Moms View Message Board: General Discussion: Archive April 2006: Talk to your kids about drugs now
By Tayjar on Friday, April 14, 2006 - 10:23 am:

My DD and her best friend, both in 4th grade, were sitting at the table last night eating pizza before dance. My DS, 2nd grade, was there, too. I'm in and out of the area picking things up so they aren't really talking to me but I can hear what they are saying. My kids and all of their friends speak openly around me so they aren't trying to hide their conversation.

It seems there are a 4 or 5 4th graders who are now smoking cigarettes as well as pot. Some of the 5th graders are, too. They started naming them and giving very specific details. It was specific enough that I have no doubt it is true. The kids were talking about it on the playground. I asked how they can even get access to pot at that age and they told me they steal it from older siblings and one of the dad's girlfriends. By now, I'm sitting down and asking questions.

Yes, all 3 kids have been asked on different occasions if they want to learn how to smoke cigs or pot. One kid even told them how to roll a joint. Wow. I was pretty floored that a kid that age would know that.

If you haven't talked to your kids about drugs because you don't think they need to know, you are so wrong. Give them the good knowledge so they can fight the bad knowledge they learn from other kids.

By Yjja123 on Friday, April 14, 2006 - 10:30 am:

Good advice! I have talked to my children since kindergarten. Sadly, I think it is necessary in this day and age. Knowledge is power! Empower your children to make the right choices.

By Cat on Friday, April 14, 2006 - 10:46 am:

:( That's really sad. Both my kids know that you do not take anything unless prescribed by a doctor (and Robin hates taking any meds but unfortunately has to daily) and they both dispise smoking and aren't at all shy about telling complete strangers "That's bad for you!" lol They've even asked my fil "Pepa, when are you going to quit smoking?" He tells them someday (never). I feel for the kids your dd and friends were talking about. I also think that not only their parents have failed them (to a certain extent--we aren't with our kids 24/7 and can't control their every move) but the schools have failed them, too. Our school does SO much with the "Just say no" campaign. Does your school have that? If not, it'd be something to suggest they look into. And maybe it's just me but I'd be tempted to talk to the counsilor or principle. These kids are so young! I hate to see them continue down this path.

By Kernkate on Friday, April 14, 2006 - 11:08 am:

Dora, Great Advice they are never to young to learn this important lesson.
And keep on telling them about drugs all through the years no matter how old they are or no matter how much they think they know.
I have been involved with many Just Say No and Red Ribbon weeks in our local school after the death of my DSD due to a drug overdose.

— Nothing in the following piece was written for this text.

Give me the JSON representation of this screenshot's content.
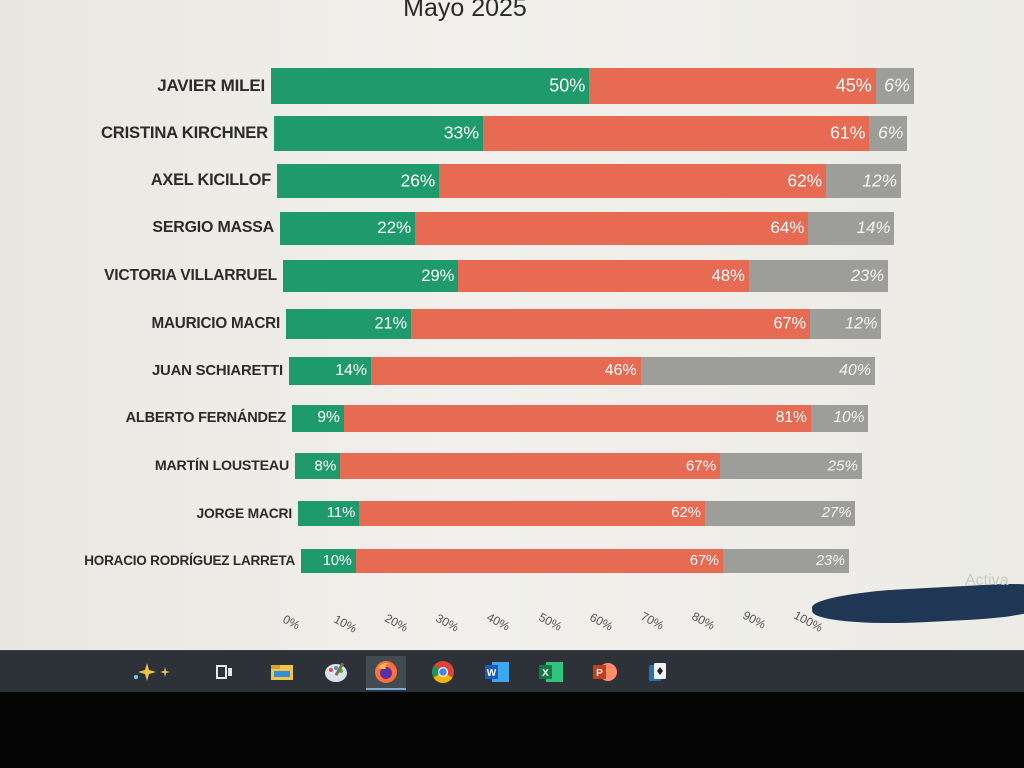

Drugs are one topic that has really hit home with our family. Something we never thought would be an issue while our kids were growing up. We did talk to all our DK's all the time while they were all growing up. My Dad was Chief of Police and always made them all aware of the drugs and the problems. All it takes for one of your kids to get in with one wrong friend and thats it. We have learned this the hard way.
Go to the school and make them aware of the many campaigns that are to promote Drug Free. I would encourage this in all schools.
In our small town and many towns around us pot is out and the biggest drug the kids are doing is Heroin. Its such a shame that no matter where you live drugs are running rampid.
And the sad part is we always think "Not our Kid" but as many parents have found out, it could be our kid. Sadly to say.


drugsdreams

By Tayjar on Friday, April 14, 2006 - 11:18 am:

Our school does a ton of drug education. Our churches do, too. In fact, they have been holding town meetings to talk to parents and kids about drinking and drugs. But, unfortunately, I think we have older adults in town that think they need to focus their energies on the jr/senior high kids. They do educate the grade schoolers but not to the degree they do the older ones.

I know some of the parents of these kids and I do know they've talked to them and are very active in their lives. These kids, with the exception of 2 of them, all are active in church groups, are active in sports and other activities, and are kids you would think are "nice" kids.

Our new principal is younger and more in tune with kids, especially since he has twin DDs in 3rd grade. He is planning on making some changes.

By Karen~moderator on Friday, April 14, 2006 - 12:40 pm:

Ditto! They are never to young to learn what is bad for them.

By Dawnk777 on Friday, April 14, 2006 - 01:01 pm:

Sarah is 16 and a half. She says she has never been asked to smoke a cigarette, smoke pot, or have a drink. I don't think Emily has, either, but she's not right here to ask.

Whenever we see a "drug" commercial, I say to my kids, "Don't do that!" They look at me and just roll their eyes!

They also despise smoking, too.

By Mommmie on Friday, April 14, 2006 - 01:53 pm:

Wow, 4th grade. That's young!! How could you not know your 10 year old is smoking cigs or pot? They reek so much.

I have a 5th grade boy and I haven't heard anything like this. I have heard some of the older 5th graders talk about chasing girls, but my son isn't into that yet. (This is a private school that has an additional grade between K and 1st so a lot of the kids are a year older than mine - mine's 11 and they are 12. Mine was still in public school during K-2.) They are also experimenting with cuss words. But smokes? Not yet. I will stay alert for it though. Thanks for the heads up. I appreciate it!

By Cocoabutter on Friday, April 14, 2006 - 02:34 pm:

Absolutely!

As I just said a few days ago, these days we parents can't afford to wait for our kids to ask us questions about ANYTHING from sex to drugs to drinking, and goodness knows what else. We need to be proactive rather than reactive.

By Insaneusmcwife on Friday, April 14, 2006 - 10:01 pm:

Ds is in the Young Marines program and part of the program is drug awareness. Once a month they devote one meeting to drug awareness and we sit down afterwards and discuss what they talked about in the meeting. I overheard ds 8 telling dd 4 that smoking was not funny (I don't know what brought it up) and that it can KILL YOU. Then he added in besides it gives mommy a terrible headache so lets not play like that ok? I don't know where she would have recently seen anyone smoking unless she saw it in a movie becuase we don't smoke and I don't even think we know anyone here in VA that does. I talked to her about it and she hasn't brought it up since.